You should also be aware that there may be additional fees associated with cashing out permanent life insurance within a certain period, and almost every provider will charge you for surrendering your insurance policy early.
So, if you have not had your insurance policy for long, it’s best to consider borrowing against the value of your policy, which you can do tax-free. Of course, you will have to pay this amount back, but it can be a good option if your chosen policy doesn’t allow you to cash out and you need emergency access to funds.
Which is better — term or whole life?
This depends on what you’re looking for in a life insurance policy and how much you have to spend on premiums.
Term life insurance is the best available option for policyholders on a budget, as they still offer the lowest premiums on the market.

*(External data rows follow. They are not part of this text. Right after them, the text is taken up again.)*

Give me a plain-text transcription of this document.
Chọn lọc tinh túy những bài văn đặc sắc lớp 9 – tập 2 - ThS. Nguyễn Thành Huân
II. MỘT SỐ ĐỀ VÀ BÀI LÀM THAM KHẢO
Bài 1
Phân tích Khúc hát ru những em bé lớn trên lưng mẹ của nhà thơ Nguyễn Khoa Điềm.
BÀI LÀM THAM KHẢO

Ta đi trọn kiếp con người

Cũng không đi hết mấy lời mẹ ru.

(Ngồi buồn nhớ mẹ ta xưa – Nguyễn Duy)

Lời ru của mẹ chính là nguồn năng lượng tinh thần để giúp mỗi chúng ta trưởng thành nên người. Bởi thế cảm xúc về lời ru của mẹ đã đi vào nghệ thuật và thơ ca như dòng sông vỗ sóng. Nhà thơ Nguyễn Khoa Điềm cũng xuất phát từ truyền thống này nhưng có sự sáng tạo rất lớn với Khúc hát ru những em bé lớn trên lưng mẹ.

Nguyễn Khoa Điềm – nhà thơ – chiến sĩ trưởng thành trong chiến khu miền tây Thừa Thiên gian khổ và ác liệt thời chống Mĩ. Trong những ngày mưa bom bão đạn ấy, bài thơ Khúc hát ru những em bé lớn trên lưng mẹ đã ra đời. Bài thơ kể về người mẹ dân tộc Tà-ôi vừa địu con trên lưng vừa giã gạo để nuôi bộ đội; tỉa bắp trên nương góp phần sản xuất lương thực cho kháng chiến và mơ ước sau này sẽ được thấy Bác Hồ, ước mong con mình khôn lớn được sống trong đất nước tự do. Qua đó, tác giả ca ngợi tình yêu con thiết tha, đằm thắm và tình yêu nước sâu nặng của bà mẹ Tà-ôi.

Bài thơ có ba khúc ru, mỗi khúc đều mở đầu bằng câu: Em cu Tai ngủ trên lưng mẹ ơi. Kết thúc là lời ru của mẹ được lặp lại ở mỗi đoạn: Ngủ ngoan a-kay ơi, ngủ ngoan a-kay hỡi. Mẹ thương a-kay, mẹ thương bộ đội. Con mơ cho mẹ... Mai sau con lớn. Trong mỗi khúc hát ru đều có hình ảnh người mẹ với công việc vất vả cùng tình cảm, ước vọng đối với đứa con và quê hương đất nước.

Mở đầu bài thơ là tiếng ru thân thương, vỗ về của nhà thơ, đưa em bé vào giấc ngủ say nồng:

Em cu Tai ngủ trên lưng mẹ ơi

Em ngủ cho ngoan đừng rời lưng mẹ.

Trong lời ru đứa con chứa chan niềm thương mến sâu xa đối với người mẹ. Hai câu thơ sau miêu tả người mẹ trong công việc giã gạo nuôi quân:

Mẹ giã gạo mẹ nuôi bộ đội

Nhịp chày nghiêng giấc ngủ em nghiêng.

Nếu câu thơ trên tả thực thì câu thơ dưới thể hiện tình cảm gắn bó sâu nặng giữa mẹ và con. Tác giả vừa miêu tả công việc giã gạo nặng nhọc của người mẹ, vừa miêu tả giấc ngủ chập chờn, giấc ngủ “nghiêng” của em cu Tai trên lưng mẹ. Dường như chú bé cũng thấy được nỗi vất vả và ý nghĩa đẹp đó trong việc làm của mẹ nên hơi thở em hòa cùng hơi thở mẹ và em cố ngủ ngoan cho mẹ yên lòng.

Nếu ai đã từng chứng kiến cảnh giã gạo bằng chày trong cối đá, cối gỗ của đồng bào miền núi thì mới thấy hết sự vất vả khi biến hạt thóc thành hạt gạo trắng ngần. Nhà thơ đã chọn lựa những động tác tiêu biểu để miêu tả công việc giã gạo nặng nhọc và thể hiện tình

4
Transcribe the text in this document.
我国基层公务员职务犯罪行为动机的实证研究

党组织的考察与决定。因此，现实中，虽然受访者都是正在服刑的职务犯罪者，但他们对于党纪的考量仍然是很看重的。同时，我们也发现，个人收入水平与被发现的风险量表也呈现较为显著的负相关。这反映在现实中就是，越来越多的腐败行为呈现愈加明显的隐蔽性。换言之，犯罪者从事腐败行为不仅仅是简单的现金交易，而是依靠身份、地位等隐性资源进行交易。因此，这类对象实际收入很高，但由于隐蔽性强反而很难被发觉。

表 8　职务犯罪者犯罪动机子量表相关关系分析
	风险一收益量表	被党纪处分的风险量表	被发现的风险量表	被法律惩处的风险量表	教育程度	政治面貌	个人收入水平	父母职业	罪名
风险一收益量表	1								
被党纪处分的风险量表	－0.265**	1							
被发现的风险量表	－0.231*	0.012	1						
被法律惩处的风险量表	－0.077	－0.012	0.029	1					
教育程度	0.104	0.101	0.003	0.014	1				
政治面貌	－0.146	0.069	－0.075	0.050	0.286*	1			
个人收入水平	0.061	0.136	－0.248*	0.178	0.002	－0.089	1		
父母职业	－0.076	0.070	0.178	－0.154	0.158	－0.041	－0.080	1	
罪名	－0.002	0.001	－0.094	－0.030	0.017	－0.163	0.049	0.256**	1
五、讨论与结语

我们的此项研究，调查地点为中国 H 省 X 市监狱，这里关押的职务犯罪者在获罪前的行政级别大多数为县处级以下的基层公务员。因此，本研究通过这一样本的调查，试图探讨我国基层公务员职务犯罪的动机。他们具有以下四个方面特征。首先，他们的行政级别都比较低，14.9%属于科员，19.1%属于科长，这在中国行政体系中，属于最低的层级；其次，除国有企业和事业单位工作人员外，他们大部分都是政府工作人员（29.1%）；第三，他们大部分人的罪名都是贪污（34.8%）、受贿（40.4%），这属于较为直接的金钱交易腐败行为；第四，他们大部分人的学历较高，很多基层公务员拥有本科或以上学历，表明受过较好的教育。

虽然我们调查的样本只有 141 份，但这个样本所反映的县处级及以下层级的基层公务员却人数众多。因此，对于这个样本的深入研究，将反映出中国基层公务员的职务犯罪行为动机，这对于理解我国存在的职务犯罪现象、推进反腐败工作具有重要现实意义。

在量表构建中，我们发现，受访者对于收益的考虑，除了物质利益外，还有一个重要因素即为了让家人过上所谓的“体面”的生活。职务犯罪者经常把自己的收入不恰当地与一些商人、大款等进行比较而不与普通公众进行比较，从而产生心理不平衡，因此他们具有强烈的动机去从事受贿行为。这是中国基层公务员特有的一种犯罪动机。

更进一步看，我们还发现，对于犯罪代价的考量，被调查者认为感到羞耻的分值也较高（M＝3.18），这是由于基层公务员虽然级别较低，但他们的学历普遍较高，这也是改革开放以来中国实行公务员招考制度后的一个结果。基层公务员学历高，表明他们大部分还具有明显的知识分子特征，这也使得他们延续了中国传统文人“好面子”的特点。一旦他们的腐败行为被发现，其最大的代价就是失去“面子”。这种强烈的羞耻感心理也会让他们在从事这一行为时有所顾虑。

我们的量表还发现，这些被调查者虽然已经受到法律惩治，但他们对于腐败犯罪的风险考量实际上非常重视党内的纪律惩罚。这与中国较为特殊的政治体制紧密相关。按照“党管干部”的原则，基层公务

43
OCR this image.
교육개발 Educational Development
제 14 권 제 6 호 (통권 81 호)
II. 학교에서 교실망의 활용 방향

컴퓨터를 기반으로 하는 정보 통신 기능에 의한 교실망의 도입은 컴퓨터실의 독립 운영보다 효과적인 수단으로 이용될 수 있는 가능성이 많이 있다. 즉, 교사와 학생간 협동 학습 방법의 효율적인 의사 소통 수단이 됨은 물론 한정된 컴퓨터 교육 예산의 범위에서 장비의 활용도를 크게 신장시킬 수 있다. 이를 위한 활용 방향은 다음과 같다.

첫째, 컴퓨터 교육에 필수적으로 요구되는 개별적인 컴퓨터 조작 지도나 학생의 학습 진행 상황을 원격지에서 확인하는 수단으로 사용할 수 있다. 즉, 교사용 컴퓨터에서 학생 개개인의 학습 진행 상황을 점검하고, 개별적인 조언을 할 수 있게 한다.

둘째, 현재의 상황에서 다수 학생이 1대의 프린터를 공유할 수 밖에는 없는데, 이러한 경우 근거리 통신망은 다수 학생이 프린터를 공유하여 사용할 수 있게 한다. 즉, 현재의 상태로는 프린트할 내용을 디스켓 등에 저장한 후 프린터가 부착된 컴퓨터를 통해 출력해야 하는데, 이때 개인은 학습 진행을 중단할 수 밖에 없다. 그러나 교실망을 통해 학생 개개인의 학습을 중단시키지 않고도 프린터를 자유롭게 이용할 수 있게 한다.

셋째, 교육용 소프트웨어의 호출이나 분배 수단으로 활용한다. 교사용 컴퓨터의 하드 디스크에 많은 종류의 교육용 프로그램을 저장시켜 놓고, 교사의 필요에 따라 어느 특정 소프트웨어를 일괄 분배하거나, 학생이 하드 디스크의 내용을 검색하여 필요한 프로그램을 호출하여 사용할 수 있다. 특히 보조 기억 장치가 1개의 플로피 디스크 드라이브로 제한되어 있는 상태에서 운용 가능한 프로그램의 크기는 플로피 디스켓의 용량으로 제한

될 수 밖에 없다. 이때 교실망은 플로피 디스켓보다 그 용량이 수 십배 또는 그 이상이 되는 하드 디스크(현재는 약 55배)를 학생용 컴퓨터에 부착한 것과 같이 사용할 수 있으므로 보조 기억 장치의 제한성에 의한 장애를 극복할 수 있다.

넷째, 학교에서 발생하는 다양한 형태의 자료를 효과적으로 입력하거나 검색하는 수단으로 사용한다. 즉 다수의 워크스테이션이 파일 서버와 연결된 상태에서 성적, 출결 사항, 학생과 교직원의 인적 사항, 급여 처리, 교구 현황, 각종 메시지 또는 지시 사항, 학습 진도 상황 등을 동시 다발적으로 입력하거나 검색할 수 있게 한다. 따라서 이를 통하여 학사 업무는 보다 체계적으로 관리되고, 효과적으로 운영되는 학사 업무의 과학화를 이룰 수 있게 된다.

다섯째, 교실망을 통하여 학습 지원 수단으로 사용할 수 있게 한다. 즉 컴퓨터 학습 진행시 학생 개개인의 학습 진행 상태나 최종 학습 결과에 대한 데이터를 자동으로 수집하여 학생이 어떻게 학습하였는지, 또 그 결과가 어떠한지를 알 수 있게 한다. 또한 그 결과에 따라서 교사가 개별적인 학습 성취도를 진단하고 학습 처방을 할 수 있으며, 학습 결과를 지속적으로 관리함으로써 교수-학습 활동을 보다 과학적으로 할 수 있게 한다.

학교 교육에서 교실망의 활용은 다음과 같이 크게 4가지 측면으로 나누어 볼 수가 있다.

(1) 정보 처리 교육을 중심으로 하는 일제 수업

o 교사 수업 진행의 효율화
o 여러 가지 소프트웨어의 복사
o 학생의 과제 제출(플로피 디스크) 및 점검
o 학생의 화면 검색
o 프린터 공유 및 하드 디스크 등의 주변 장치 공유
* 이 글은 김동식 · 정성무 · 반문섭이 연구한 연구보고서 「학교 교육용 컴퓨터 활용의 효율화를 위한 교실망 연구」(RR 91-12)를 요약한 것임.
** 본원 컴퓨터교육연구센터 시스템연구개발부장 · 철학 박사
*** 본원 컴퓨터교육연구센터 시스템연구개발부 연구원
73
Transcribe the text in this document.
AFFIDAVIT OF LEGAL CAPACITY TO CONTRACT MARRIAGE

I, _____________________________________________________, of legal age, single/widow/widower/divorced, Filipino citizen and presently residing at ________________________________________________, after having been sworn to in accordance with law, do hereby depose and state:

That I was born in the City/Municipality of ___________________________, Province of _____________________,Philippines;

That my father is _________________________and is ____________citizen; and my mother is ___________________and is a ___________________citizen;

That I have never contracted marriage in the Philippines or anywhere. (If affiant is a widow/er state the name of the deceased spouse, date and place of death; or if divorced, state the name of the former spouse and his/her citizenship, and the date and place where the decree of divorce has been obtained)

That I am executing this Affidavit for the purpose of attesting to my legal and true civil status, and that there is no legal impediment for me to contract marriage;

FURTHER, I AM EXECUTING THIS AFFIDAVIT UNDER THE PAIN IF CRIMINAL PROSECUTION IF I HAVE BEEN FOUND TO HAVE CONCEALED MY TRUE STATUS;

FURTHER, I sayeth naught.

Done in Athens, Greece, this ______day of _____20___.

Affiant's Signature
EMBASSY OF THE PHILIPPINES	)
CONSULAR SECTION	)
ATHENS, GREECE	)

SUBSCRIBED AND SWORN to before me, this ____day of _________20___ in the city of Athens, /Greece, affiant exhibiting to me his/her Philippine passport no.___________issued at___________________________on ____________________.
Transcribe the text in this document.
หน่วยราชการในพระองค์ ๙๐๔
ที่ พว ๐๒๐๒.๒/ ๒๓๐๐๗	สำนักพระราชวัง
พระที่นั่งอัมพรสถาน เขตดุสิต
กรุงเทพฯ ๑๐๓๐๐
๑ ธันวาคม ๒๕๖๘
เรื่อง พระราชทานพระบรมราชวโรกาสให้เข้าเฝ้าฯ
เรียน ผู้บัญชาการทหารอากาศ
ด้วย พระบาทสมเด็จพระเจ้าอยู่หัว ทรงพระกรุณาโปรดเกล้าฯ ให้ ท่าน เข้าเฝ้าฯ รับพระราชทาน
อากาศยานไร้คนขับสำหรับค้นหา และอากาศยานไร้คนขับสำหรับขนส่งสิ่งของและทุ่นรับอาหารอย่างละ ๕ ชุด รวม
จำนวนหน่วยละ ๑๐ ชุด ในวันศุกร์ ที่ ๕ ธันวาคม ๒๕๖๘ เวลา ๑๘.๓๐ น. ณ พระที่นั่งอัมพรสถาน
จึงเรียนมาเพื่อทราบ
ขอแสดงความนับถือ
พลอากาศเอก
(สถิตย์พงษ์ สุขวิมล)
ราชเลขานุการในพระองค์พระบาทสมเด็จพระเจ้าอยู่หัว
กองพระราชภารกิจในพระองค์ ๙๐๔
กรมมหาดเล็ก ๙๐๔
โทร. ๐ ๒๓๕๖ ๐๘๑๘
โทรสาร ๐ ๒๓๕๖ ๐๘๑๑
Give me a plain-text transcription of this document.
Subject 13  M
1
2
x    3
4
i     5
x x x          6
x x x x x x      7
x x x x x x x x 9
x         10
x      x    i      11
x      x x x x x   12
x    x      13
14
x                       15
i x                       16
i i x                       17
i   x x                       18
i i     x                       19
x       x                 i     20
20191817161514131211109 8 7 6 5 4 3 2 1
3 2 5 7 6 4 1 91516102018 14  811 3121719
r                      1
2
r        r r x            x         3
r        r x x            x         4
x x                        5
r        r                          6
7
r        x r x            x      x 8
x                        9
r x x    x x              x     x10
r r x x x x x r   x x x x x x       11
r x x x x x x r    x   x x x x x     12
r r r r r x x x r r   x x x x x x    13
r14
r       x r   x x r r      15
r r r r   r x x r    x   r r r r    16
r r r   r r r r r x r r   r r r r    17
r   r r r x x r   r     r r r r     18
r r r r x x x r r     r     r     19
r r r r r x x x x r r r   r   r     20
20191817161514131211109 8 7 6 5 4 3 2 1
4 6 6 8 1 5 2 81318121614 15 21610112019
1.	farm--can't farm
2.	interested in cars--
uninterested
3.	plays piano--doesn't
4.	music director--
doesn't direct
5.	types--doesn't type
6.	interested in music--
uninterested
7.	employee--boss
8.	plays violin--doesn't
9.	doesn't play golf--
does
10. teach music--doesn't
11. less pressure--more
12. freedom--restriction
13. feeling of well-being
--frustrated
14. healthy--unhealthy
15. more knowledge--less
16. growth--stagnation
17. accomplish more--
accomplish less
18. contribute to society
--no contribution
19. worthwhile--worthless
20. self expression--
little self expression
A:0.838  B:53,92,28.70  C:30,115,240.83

They are a good choice if you want a fixed premium that will not change over the term of your policy and, given that you can take out a policy for up to 30 years, younger adults can lock in lower premiums that will cover them for decades. Some of these policies can even be converted to permanent life insurance policies after a certain period.
However, if you can afford higher premiums, whole life insurance offers significantly more benefits. Not only will these premiums be paying towards a policy that will cover you until your death rather than until renewal, but whole life policies also combine your insurance premiums with a savings account. So, any money paid into your whole life insurance account will accrue interest over time, meaning you can build a nest egg for your beneficiaries or have additional savings ready in case of emergency.